Weighted covariance, how to compute?

If d is data set and k,l=size(d)
cov = dā€™*d/k-mean(d,1)'*mean(d,1)

It is nice formula ,

But how to compute the cov if any row is weighted by vector w ?
Paul

https://juliastats.github.io/StatsBase.jl/latest/weights.html
https://juliastats.github.io/StatsBase.jl/latest/cov.html

1 Like

Thx, but i need algebraic formula (to large matrix for this way). Somebody can help ?
Paul

The methods above do not have a lot of overhead, but if you need online methods,

can also do covariance matrices very efficiently.

1 Like

Thanks, but I have really huge matrix, only algebraic way is ok for it !
Somebody can help ?

If you can share how the methods mentioned by @Tamas_Papp failed and what else you have tried you are more likely to get a concrete answer. How big is your really huge matrix?

2 Likes

y=rand(1000,15000)
k,l=size(y)
o = CovMatrix(l) # fue minutes ā€¦
Series(y,o) # nothing doing

Julia 6.0
win7, 8 core in machine, Ram =8G
y is only sample
my matrix is sparse size : 10^7 x 30*10^4

I am looking for algebraic formula because i can use pmap
Paul

Are those numbers right? Even if your data is sparse, the covariance matrix will be dense, and require 670GB to store.

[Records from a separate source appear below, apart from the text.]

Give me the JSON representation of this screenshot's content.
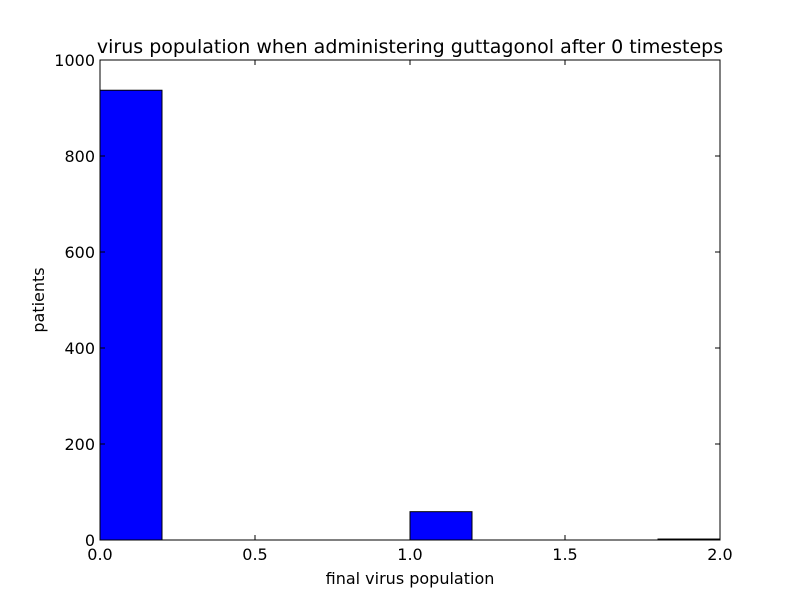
{
  "chart_data": {
    "type": "bar",
    "title": "virus population when administering guttagonol after 0 timesteps",
    "xlabel": "final virus population",
    "ylabel": "patients",
    "xlim": [
      0.0,
      2.0
    ],
    "ylim": [
      0,
      1000
    ],
    "bar_color": "#0000ff",
    "bins": [
      {
        "x0": 0.0,
        "x1": 0.2,
        "value": 937
      },
      {
        "x0": 1.0,
        "x1": 1.2,
        "value": 59
      },
      {
        "x0": 1.8,
        "x1": 2.0,
        "value": 2
      }
    ],
    "x_ticks": [
      {
        "value": 0.0,
        "label": "0.0"
      },
      {
        "value": 0.5,
        "label": "0.5"
      },
      {
        "value": 1.0,
        "label": "1.0"
      },
      {
        "value": 1.5,
        "label": "1.5"
      },
      {
        "value": 2.0,
        "label": "2.0"
      }
    ],
    "y_ticks": [
      {
        "value": 0,
        "label": "0"
      },
      {
        "value": 200,
        "label": "200"
      },
      {
        "value": 400,
        "label": "400"
      },
      {
        "value": 600,
        "label": "600"
      },
      {
        "value": 800,
        "label": "800"
      },
      {
        "value": 1000,
        "label": "1000"
      }
    ],
    "grid": false,
    "legend": false
  }
}
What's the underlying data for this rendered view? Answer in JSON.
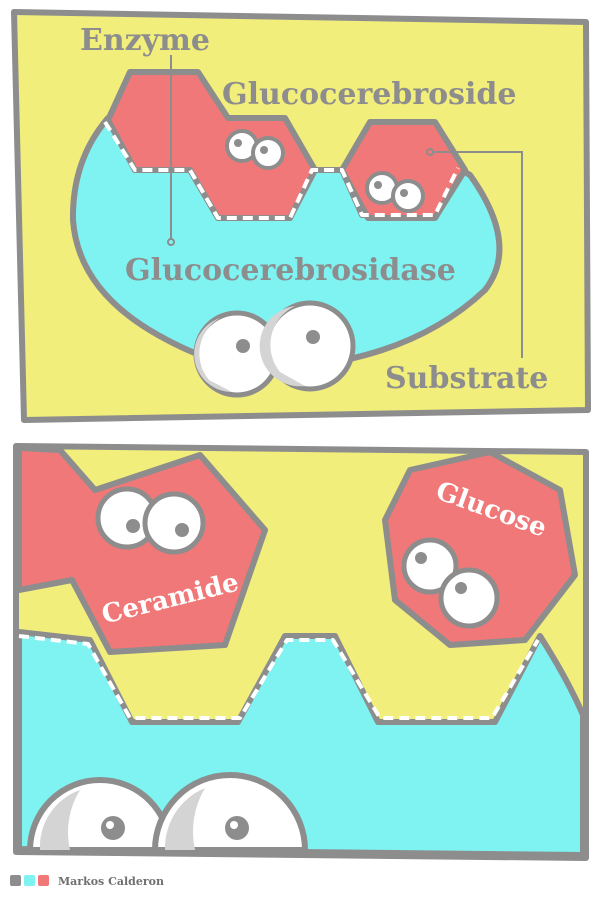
{
  "panel_top": {
    "labels": {
      "enzyme": "Enzyme",
      "glucocerebroside": "Glucocerebroside",
      "glucocerebrosidase": "Glucocerebrosidase",
      "substrate": "Substrate"
    }
  },
  "panel_bottom": {
    "labels": {
      "ceramide": "Ceramide",
      "glucose": "Glucose"
    }
  },
  "footer": {
    "credit": "Markos Calderon",
    "swatches": [
      "#8d8d8d",
      "#7ff2f2",
      "#f07878"
    ]
  },
  "colors": {
    "yellow": "#f2ee7b",
    "cyan": "#7ff2f2",
    "red": "#f07878",
    "gray": "#8d8d8d"
  }
}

julia> 300_000^2 * 8 / 1024 ^3 
670.5522537231445
3 Likes

I know, and Im looking for this algebraik formula .
Paul

W dniu 2017-11-24 o 22:23, Josh Day pisze:

Why is this a Julia question then? In any case, see Wikipedia.

The libraries I linked above implement two-pass and online algorithms for this statistic. I imagine you would be much better off using them than rolling your own.